Soundness and Completeness: With Precision - mpweiher
https://bertrandmeyer.com/2019/04/21/soundness-completeness-precision/
======
bumbledraven

        > An analysis is sound if it reports all errors, and complete if it only reports errors.
    

This seems backwards. Soundness and completeness are terms from logic:

 _sound_ = every provable statement is true

 _complete_ = every true statement is provable

A statement is _provable_ if and only if it can be derived within the system.
For example, the statement "SS0 + SS0 = SSSS0" (i.e. 2+2=4) is provable in
Peano Arithmetic (PA) because it can be derived from the axioms of PA.

A statement is _true_ if and only if it is actually true. For example,
Goodstein's Theorem
([https://en.wikipedia.org/wiki/Goodstein%27s_theorem](https://en.wikipedia.org/wiki/Goodstein%27s_theorem))
is true. However, Goodstein's Theorem is not provable in PA.

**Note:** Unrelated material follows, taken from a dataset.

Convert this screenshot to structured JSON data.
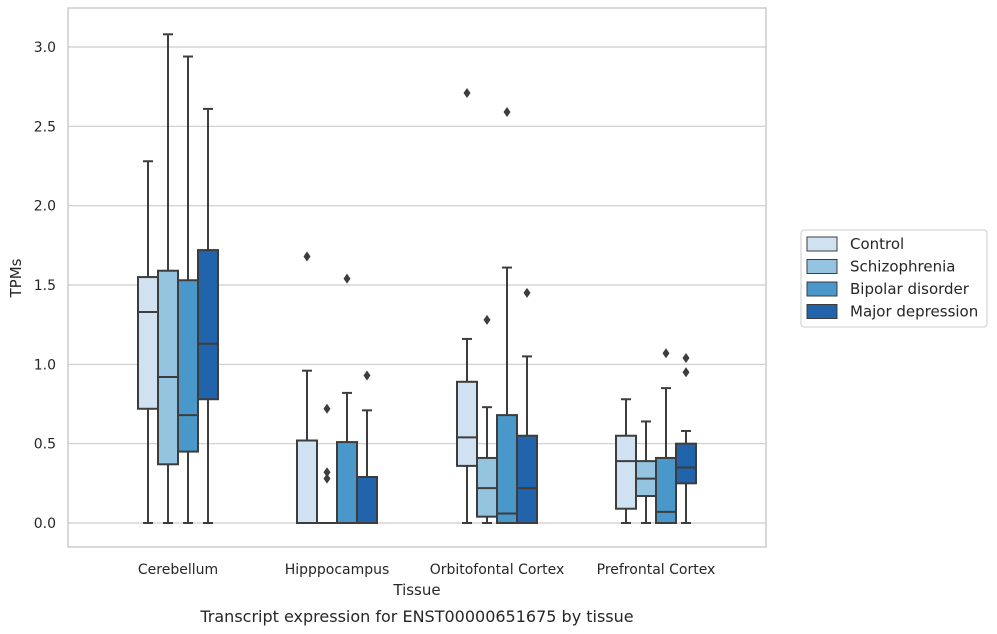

By definition, a logical system that allows you to prove anything, even
nonsense, is complete. Also, a logical system that doesn't allow you to prove
anything is, by definition, sound.

In a comment at the bottom of the article, the author says:

    
    
        > Soundness means: passed => not erroneous
        > Completeness means: not erroneous => passed
        >
        > or equivalently, since rejected = (not passed):
        >
        > Soundness means: not rejected => not erroneous
        > Completeness means: not erroneous => not rejected
    

This seems wrong. For one thing, _rejected_ is not necessarily equivalent to
_not passed_ , because there is a third possibility: the algorithm might fail
to terminate. This is analogous to a statement which can neither be proved nor
disproved in a given logical system.

------
ericpauley
This article seems to confuse the concept of precision somewhat. Per Michael
Hicks’ post on the same topic [1], precision is generally approaching
soundness whereas recall or sensitivity is approaching completeness.
Admittedly, I’ve also seen the term precision used far more loosely, including
to describe approximate completeness (e.g. sound and precise).

[1] (also cited in linked article) [http://www.pl-
enthusiast.net/2017/10/23/what-is-soundness-in...](http://www.pl-
enthusiast.net/2017/10/23/what-is-soundness-in-static-analysis/)